Sitting across from us, in the private dining room that allows guests a direct view into the kitchen, chef Sebastien Lepinoy wants to make something expressly clear. "Les Amis is not an institution. I hate that term. Once you call something an institution, it doesn't move; it doesn't change."
And yet, as we speak to others for this story, the term is constantly used. How else are people meant to describe a restaurant that celebrates 30 years of continuous operations and, that is, for all intents and purposes, the country's first independent fine-dining restaurant.
Les Amis opened on March 15 in 1994, but its roots trace back to 1983 when Desmond Lim, a young stockbroker, deepened his wine passion through the Draycott Wine Club, the now legendary wine appreciation group led by one of Singapore's most famous pioneer wine collectors and writers, the late Dr NK Yong. A gastronomic tour of France in 1984 inspired Lim to emulate Europe's independent fine-dining ethos in Singapore.

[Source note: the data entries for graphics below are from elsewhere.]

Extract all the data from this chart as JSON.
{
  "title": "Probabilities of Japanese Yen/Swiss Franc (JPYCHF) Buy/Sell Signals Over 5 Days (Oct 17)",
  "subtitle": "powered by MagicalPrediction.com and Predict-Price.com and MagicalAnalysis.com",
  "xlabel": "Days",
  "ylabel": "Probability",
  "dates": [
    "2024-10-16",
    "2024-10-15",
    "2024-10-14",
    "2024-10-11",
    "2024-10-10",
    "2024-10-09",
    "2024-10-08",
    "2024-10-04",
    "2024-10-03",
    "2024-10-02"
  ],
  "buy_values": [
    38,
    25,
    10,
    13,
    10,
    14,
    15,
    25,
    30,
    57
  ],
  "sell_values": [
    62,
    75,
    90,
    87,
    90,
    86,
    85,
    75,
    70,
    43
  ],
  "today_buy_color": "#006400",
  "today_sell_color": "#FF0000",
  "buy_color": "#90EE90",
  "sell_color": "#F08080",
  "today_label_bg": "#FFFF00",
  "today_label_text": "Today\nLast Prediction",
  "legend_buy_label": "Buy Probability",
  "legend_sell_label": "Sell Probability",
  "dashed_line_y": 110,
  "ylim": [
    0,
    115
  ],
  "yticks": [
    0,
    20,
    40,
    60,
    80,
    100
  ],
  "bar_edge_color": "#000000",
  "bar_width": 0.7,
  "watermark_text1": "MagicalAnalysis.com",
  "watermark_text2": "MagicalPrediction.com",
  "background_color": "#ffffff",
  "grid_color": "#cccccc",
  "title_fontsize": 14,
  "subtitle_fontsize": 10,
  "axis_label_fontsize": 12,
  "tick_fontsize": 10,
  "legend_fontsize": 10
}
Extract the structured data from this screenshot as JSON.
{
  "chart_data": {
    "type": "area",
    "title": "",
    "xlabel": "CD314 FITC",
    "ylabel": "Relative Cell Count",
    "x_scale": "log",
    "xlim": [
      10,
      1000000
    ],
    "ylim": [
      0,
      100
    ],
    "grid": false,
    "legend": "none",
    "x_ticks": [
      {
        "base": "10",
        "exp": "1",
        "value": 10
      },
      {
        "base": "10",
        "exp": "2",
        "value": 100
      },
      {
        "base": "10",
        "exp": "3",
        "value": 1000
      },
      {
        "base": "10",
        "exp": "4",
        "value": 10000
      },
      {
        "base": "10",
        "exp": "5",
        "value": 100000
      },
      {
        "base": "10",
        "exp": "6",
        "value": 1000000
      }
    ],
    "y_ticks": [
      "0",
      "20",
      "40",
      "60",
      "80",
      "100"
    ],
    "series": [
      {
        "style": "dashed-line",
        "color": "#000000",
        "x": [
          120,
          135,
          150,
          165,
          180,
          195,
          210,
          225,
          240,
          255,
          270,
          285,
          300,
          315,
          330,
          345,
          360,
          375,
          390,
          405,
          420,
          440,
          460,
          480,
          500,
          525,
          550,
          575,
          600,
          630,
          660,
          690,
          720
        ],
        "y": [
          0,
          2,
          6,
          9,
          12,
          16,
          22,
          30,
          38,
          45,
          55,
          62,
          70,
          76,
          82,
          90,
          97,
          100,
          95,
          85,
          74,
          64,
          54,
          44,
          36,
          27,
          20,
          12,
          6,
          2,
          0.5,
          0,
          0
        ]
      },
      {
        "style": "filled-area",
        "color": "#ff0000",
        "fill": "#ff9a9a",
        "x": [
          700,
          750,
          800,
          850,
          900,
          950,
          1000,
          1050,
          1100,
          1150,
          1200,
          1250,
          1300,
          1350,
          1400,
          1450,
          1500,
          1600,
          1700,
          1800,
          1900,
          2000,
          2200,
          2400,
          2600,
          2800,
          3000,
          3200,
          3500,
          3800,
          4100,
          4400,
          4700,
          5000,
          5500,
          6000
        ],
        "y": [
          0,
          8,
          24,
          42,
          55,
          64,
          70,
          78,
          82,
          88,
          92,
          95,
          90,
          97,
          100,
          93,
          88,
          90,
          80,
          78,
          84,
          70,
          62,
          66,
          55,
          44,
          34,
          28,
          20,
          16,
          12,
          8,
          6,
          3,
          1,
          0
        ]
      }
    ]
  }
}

Singapore's restaurant scene, now a global culinary destination with approximately 5,400 restaurants, was markedly different in the late 1980s. Western fine-dining was then predominantly housed within five-star hotels. The big names back then were places such as Le Restaurant de France at Le Meridien, Latour at Shangri-La, Fourchette at Mandarin Oriental, Maxim's at Regent Singapore, and Harbour Grill & Oyster Bar at Hilton Singapore.